As fibras podem modificar a microbiota?

Descodificar como as diferentes bactérias intestinais usam os compostos bioativos das fibras da dieta pode abrir caminho ao desenvolvimento de alimentos específicos para a microbiota, trazendo benefícios metabólicos ao hospedeiro.

Publicado em 14 Julho 2020
Atualizado em 30 Março 2022

Sobre este artigo

Publicado em 14 Julho 2020
Atualizado em 30 Março 2022

Como o impacto da microbiota intestinal na nossa saúde está cada vez mais documentado, estão a ser desenvolvidas estratégias capazes de modificar a microbiota de forma favorável, nomeadamente através da dieta.
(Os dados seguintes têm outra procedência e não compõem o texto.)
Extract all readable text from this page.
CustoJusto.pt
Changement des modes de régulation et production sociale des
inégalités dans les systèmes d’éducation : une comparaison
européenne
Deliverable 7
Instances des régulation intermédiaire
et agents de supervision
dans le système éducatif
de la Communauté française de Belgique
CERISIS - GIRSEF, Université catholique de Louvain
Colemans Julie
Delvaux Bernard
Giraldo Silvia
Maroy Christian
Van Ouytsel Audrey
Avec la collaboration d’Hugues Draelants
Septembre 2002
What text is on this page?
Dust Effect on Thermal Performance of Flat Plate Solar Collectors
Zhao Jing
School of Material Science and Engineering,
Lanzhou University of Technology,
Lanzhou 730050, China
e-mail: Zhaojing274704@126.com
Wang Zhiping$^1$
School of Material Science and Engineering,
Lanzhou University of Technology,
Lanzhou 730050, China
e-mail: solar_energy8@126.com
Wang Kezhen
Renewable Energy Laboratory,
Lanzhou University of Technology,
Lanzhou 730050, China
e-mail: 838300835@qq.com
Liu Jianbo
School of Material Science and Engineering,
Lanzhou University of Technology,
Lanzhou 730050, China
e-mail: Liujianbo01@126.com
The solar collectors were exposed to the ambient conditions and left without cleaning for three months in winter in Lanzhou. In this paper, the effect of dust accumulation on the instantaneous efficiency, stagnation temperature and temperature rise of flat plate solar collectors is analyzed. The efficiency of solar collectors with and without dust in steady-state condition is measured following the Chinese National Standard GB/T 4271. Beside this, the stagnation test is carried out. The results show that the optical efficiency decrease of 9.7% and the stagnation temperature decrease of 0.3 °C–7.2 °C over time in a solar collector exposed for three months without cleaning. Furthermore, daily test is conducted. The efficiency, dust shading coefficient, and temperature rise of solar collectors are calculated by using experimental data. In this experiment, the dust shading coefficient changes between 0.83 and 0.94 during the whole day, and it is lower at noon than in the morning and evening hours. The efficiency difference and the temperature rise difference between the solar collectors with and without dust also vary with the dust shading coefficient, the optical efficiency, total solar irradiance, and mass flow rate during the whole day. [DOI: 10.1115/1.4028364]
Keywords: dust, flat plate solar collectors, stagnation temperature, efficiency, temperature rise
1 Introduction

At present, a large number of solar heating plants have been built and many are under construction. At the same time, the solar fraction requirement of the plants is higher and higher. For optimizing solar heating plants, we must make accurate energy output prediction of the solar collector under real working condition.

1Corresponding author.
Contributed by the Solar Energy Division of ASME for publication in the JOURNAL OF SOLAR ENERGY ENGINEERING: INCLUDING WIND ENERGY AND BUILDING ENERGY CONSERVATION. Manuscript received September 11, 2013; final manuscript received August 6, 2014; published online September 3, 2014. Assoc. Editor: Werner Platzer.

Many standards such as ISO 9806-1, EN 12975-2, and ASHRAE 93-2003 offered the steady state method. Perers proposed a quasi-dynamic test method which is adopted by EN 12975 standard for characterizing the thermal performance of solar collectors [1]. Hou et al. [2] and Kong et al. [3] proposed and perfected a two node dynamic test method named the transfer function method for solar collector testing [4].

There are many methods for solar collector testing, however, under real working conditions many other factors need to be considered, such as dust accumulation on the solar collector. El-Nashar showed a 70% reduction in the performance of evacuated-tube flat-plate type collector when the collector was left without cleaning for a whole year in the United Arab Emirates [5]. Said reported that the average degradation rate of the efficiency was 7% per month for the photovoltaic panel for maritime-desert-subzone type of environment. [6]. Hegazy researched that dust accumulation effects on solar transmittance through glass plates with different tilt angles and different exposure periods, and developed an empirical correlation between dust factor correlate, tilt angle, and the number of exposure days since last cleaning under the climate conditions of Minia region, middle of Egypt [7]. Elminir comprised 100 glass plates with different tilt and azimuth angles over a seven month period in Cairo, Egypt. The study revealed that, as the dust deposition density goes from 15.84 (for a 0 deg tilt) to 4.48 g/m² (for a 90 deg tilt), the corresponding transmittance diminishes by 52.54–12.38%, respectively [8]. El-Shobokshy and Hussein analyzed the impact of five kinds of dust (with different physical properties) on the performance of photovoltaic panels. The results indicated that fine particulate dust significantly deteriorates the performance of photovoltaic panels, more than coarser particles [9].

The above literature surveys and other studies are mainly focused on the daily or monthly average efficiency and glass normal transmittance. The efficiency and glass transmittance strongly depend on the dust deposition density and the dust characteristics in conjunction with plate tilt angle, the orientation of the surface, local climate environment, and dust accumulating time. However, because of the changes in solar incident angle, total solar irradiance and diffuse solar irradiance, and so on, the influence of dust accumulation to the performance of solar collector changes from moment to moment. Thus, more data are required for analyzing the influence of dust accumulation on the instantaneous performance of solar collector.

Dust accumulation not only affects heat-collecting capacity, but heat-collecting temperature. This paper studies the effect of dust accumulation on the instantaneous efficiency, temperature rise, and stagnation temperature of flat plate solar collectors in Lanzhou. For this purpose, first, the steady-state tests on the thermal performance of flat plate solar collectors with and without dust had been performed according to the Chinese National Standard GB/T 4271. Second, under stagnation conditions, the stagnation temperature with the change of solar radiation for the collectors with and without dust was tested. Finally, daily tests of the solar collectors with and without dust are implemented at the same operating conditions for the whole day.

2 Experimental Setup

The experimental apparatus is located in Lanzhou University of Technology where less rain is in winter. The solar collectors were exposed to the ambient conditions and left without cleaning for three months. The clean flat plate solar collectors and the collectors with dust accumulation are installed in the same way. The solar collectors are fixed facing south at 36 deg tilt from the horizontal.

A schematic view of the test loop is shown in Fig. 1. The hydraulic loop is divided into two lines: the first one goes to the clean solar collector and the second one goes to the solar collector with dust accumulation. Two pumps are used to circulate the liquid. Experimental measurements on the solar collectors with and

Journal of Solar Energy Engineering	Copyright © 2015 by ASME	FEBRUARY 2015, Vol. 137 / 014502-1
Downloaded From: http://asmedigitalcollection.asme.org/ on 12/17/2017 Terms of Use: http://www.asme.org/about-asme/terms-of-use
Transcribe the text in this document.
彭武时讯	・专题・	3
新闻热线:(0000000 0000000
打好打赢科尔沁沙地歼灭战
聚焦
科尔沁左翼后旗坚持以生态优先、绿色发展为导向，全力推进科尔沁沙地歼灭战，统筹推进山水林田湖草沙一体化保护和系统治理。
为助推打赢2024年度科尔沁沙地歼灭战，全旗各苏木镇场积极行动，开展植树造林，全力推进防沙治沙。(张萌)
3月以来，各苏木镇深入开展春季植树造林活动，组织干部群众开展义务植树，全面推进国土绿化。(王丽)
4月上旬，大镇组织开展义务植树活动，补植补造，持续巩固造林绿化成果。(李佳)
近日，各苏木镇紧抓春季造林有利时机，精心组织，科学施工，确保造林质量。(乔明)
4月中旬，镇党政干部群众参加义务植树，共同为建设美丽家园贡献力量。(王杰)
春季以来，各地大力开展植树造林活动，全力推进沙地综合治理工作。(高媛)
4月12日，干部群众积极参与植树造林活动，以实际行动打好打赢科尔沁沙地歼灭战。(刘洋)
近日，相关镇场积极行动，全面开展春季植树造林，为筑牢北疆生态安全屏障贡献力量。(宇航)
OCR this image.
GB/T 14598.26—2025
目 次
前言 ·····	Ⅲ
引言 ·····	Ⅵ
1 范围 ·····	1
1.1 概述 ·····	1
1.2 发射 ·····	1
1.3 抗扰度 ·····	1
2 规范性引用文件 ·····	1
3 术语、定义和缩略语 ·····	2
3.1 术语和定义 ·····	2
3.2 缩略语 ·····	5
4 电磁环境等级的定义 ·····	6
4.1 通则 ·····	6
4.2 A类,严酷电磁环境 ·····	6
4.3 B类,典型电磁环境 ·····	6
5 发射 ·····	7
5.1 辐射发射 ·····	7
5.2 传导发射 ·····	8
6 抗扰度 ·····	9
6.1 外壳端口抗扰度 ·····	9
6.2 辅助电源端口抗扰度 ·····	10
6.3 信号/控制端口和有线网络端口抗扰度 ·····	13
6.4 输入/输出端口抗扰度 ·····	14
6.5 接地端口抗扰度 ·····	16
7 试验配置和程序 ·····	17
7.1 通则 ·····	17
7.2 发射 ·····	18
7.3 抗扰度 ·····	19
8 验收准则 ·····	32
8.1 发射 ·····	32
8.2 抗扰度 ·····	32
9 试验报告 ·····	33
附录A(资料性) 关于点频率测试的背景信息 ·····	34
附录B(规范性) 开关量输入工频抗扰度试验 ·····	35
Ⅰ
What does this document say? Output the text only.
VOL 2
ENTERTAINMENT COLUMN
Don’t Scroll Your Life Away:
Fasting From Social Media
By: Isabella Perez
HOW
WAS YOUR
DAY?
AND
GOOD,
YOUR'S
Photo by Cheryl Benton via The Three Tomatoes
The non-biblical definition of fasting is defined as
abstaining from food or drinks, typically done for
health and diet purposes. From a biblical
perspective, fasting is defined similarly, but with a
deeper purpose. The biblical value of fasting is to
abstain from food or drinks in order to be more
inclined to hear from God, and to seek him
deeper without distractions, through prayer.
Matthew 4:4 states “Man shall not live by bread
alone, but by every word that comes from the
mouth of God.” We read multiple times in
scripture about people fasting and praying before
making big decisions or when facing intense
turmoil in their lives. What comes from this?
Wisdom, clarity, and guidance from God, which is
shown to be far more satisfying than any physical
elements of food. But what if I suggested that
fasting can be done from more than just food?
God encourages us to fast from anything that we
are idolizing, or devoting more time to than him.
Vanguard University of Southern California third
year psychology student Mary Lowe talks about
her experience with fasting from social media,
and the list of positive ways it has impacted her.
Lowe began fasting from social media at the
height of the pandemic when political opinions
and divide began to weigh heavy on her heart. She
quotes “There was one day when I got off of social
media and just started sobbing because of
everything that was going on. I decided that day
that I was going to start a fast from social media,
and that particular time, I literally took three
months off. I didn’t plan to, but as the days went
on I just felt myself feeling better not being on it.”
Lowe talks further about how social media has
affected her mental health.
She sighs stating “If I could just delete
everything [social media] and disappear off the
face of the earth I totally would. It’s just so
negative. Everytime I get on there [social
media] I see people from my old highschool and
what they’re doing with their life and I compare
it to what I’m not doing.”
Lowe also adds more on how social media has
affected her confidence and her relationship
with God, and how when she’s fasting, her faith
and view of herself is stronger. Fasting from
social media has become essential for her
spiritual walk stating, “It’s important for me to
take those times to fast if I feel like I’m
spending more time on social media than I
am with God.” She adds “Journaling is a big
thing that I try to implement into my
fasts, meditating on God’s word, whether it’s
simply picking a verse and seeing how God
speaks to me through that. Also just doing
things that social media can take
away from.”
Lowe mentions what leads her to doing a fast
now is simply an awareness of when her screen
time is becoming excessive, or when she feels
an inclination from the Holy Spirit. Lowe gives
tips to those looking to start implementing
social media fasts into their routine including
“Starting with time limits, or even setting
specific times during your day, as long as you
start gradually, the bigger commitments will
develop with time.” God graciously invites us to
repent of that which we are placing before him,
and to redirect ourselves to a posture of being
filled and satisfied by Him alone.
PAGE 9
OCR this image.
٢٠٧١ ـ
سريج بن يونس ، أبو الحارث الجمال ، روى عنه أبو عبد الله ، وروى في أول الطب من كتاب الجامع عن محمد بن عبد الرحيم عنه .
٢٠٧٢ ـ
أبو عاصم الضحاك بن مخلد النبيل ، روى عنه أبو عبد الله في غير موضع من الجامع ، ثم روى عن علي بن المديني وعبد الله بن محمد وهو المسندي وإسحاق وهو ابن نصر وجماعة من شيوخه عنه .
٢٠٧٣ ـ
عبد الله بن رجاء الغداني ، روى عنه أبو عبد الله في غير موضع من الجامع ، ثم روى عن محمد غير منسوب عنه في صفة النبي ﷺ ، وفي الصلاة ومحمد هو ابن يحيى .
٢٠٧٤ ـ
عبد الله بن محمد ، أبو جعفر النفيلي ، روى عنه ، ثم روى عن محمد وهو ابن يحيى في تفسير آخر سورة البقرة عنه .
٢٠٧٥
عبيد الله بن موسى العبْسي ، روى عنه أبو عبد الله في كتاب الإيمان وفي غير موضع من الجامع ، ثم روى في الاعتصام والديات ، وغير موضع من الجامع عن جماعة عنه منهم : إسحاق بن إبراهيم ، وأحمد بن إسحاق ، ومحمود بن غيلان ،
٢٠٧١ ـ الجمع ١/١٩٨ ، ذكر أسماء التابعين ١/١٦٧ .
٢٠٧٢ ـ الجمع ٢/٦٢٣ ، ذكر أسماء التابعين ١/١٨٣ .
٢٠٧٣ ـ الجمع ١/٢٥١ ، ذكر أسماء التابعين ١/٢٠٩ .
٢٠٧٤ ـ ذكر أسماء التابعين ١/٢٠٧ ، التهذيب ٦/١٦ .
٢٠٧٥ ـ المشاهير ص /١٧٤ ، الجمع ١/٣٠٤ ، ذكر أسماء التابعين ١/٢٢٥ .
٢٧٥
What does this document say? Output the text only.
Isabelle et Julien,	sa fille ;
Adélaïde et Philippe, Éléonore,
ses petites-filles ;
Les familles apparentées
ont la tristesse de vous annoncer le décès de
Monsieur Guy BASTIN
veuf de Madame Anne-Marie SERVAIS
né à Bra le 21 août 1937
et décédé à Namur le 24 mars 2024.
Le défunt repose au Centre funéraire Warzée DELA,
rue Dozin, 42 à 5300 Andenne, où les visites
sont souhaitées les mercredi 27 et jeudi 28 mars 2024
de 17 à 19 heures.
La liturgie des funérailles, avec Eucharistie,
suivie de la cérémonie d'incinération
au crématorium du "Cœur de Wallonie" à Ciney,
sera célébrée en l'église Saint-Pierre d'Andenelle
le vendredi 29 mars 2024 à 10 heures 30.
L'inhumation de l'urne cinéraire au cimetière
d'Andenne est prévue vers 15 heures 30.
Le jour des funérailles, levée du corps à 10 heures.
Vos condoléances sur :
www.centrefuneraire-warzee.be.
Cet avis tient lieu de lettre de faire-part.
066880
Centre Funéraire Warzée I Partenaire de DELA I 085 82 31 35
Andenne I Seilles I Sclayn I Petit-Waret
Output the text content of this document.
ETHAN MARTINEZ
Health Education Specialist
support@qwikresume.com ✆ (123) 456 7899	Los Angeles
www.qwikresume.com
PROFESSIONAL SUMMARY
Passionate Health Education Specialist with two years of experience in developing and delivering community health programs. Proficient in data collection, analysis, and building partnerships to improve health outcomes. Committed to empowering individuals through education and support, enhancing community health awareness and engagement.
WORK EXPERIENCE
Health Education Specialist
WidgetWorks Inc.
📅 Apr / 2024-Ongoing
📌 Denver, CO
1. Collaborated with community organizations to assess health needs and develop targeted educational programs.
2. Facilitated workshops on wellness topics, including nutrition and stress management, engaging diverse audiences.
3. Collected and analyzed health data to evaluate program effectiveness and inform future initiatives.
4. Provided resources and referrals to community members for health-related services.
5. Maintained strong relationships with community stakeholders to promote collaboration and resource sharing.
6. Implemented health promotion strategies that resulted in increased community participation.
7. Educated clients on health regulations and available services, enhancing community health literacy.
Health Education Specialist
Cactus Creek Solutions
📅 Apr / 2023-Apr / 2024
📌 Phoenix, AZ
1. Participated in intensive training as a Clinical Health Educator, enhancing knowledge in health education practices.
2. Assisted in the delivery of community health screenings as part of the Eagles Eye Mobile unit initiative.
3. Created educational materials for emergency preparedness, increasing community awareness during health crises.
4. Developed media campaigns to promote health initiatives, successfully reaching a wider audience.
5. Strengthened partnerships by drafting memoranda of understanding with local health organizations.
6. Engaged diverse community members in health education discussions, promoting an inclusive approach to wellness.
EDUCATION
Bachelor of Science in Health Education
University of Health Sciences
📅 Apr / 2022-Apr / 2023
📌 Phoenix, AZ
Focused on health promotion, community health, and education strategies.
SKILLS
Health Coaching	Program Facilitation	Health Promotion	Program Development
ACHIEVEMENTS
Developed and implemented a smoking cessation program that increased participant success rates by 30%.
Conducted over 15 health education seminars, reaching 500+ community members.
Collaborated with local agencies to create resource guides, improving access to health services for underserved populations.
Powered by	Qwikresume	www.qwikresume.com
Alguns investigadores focaram-se então em alimentos específicos, destinados a atuar sobre a microbiota ou ADM (alimentos direcionados à microbiota); neste caso, em polissacarídeos (fibras das plantas).

Analisaram-se 34

Um modelo murino conduziu a um melhor entendimento de como as nossas bactérias intestinais humanas interagem com os polissacarídeos da dieta, tal como umas com as outras: ratinhos germ-free colonizados por estirpes bacterianas intestinais benéficas (Bacteroides spp. de um adulto macho magro, o que o distinguia do seu gémeo obeso) foram alimentados com combinações diferentes de 34 fibras alimentares, em adição a uma dieta pobre em fibras (representativa da típica dieta americana). Através da combinação de várias tecnologias de ponta, os investigadores identificaram os compostos bioativos das fibras que promoviam o desenvolvimento de espécies Bacteroides. Vinte e um dos 34 polissacarídeos testados melhoraram significativamente o crescimento de algumas espécies, tais como a pectina dos citrinos e a fibra da ervilha com Bacteroides thetaiotaomicron. Estes resultados podem eventualmente levar-nos a aumentar o teor destes compostos ativos na nossa dieta.

Competição inter espécies

Para compreender os mecanismos envolvidos e identificar as fibras que são ingeridas ou não, foram feitas experiências adicionais usando biossensores i.e., esferas magnéticas revestidas com polissacarídeos e facilmente removíveis das fezes. Confirmaram que 2 espécies bacterianas diferentes (por exemplo Bacteroides cellulosilyticus e Bacteroides vulgatus) são capazes de degradar os mesmos polissacarídeos, desde que tenham os genes necessários. Como resultado, concluíram que estirpes diferentes competem por recursos nutricionais.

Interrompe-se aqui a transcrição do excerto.